Several types of physical perturbation have been connected to mass extinctions. 66 million years ago, a giant impact removed the dinosaurs and many other, less evocative species. More commonly, however, Earth’s catastrophes have been home-made. Notably, the largest known extinction, 252 million ago, resulted from volcanism a million times greater than anything ever witnessed by humans or our immediate ancestors. Life and environment seem robust, yet Earth history shows that when the balance between Earth and life gets out of kilter, our world can become fragile.
5. In the 21st century, humans have become a potent geologic force.
Earth’s past episodes of biological upheaval provide a distant mirror on our own era, which is a rare moment of geologically rapid environmental change. 252 million years ago, when giant volcanoes spewed gigatons of carbon dioxide into the atmosphere, the climate grew warmer, the pH of the oceans dropped (what we call “ocean acidification”), oxygen was depleted in many parts of the sea, and as a result an estimated 90 percent of all animal species disappeared. If you read the news, you’ll recognize that history is repeating itself. Global warming, ocean acidification, and oxygen loss from sea water are all accelerating. There is a difference, however, because this time the culprit is us.

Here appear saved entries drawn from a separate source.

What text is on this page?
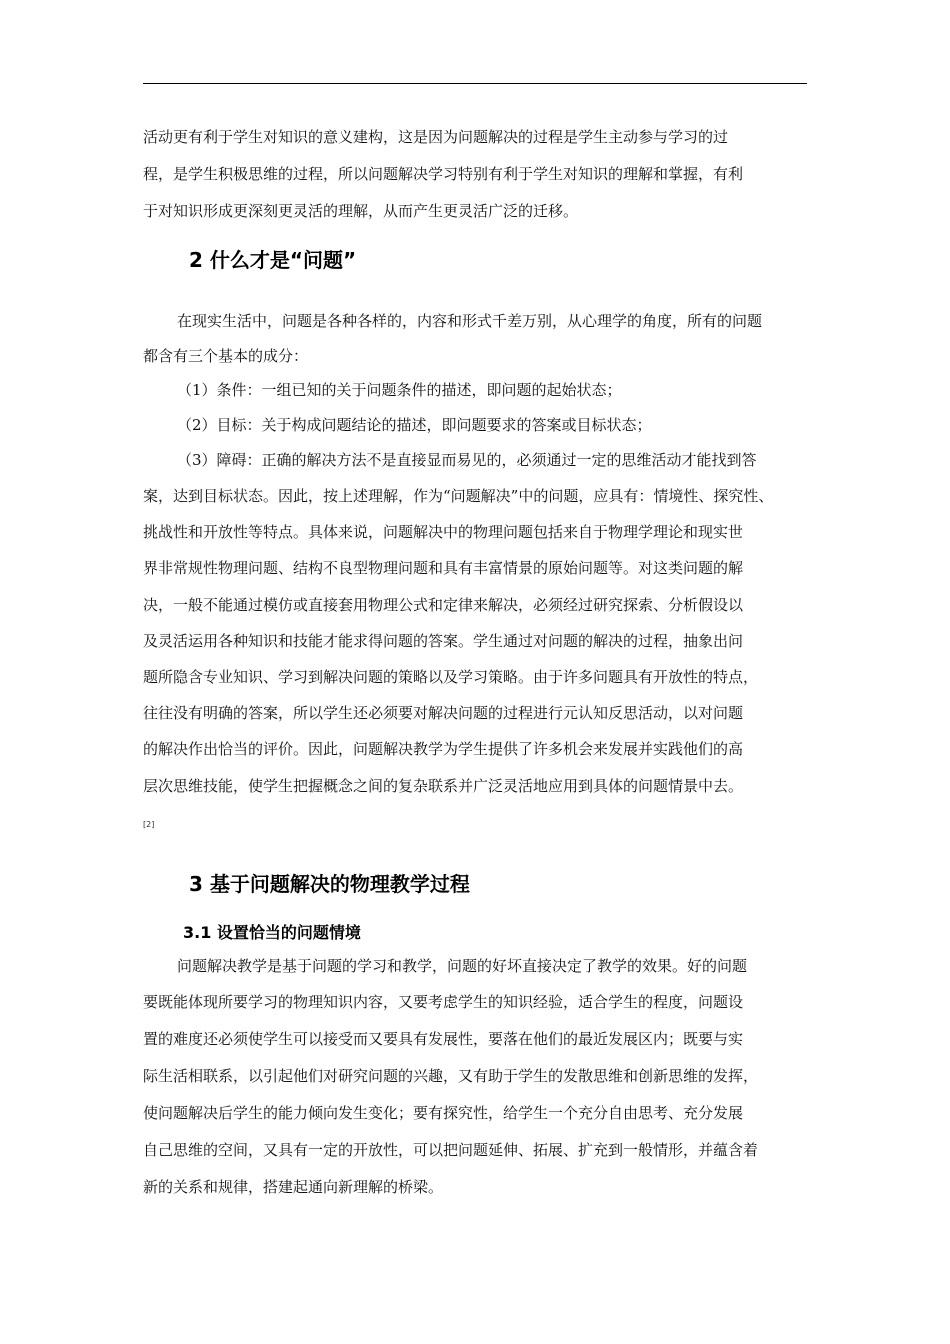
活动更有利于学生对知识的意义建构，这是因为问题解决的过程是学生主动参与学习的过
程，是学生积极思维的过程，所以问题解决学习特别有利于学生对知识的理解和掌握，有利
于对知识形成更深刻更灵活的理解，从而产生更灵活广泛的迁移。
2 什么才是“问题”
在现实生活中，问题是各种各样的，内容和形式千差万别，从心理学的角度，所有的问题
都含有三个基本的成分：
（1）条件：一组已知的关于问题条件的描述，即问题的起始状态；
（2）目标：关于构成问题结论的描述，即问题要求的答案或目标状态；
（3）障碍：正确的解决方法不是直接显而易见的，必须通过一定的思维活动才能找到答
案，达到目标状态。因此，按上述理解，作为“问题解决”中的问题，应具有：情境性、探究性、
挑战性和开放性等特点。具体来说，问题解决中的物理问题包括来自于物理学理论和现实世
界非常规性物理问题、结构不良型物理问题和具有丰富情景的原始问题等。对这类问题的解
决，一般不能通过模仿或直接套用物理公式和定律来解决，必须经过研究探索、分析假设以
及灵活运用各种知识和技能才能求得问题的答案。学生通过对问题的解决的过程，抽象出问
题所隐含专业知识、学习到解决问题的策略以及学习策略。由于许多问题具有开放性的特点，
往往没有明确的答案，所以学生还必须要对解决问题的过程进行元认知反思活动，以对问题
的解决作出恰当的评价。因此，问题解决教学为学生提供了许多机会来发展并实践他们的高
层次思维技能，使学生把握概念之间的复杂联系并广泛灵活地应用到具体的问题情景中去。
[2]
3 基于问题解决的物理教学过程
3.1 设置恰当的问题情境
问题解决教学是基于问题的学习和教学，问题的好坏直接决定了教学的效果。好的问题
要既能体现所要学习的物理知识内容，又要考虑学生的知识经验，适合学生的程度，问题设
置的难度还必须使学生可以接受而又要具有发展性，要落在他们的最近发展区内；既要与实
际生活相联系，以引起他们对研究问题的兴趣，又有助于学生的发散思维和创新思维的发挥，
使问题解决后学生的能力倾向发生变化；要有探究性，给学生一个充分自由思考、充分发展
自己思维的空间，又具有一定的开放性，可以把问题延伸、拓展、扩充到一般情形，并蕴含着
新的关系和规律，搭建起通向新理解的桥梁。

On a number of occasions, I’ve talked to good people who simply can’t imagine that human activities can change the world—we are so small and the Earth is so large, or so the story goes. Yet, in the 21st century, each year humans inject 100 times as much carbon dioxide into the atmosphere as all of Earth’s volcanoes combined. Through fertilizers, we transform as much nitrogen as the rest of life put together. We’ve altered most of the land surface, whether for agriculture, grazing, or urban expansion. And, although less easily noticed, the oceans are changing, as well. As a result, predictions for life’s future based on the geologic past are beginning to play out globally.
Fortunately, since we are the cause of 21st-century global change, we can choose to be the solution as well. In his farewell speech to the American people, George Washington famously warned against “ungenerously throwing upon posterity the burden which we ourselves ought to bear.” Washington was speaking of taxes and the national debt, but his words apply equally well to modern climate change and its consequences. In our present moment of planetary fragility, our responsibilities to our children require a fresh view of the Earth and our place in it. The burden of history—of Earth’s history, and our history—is now on us.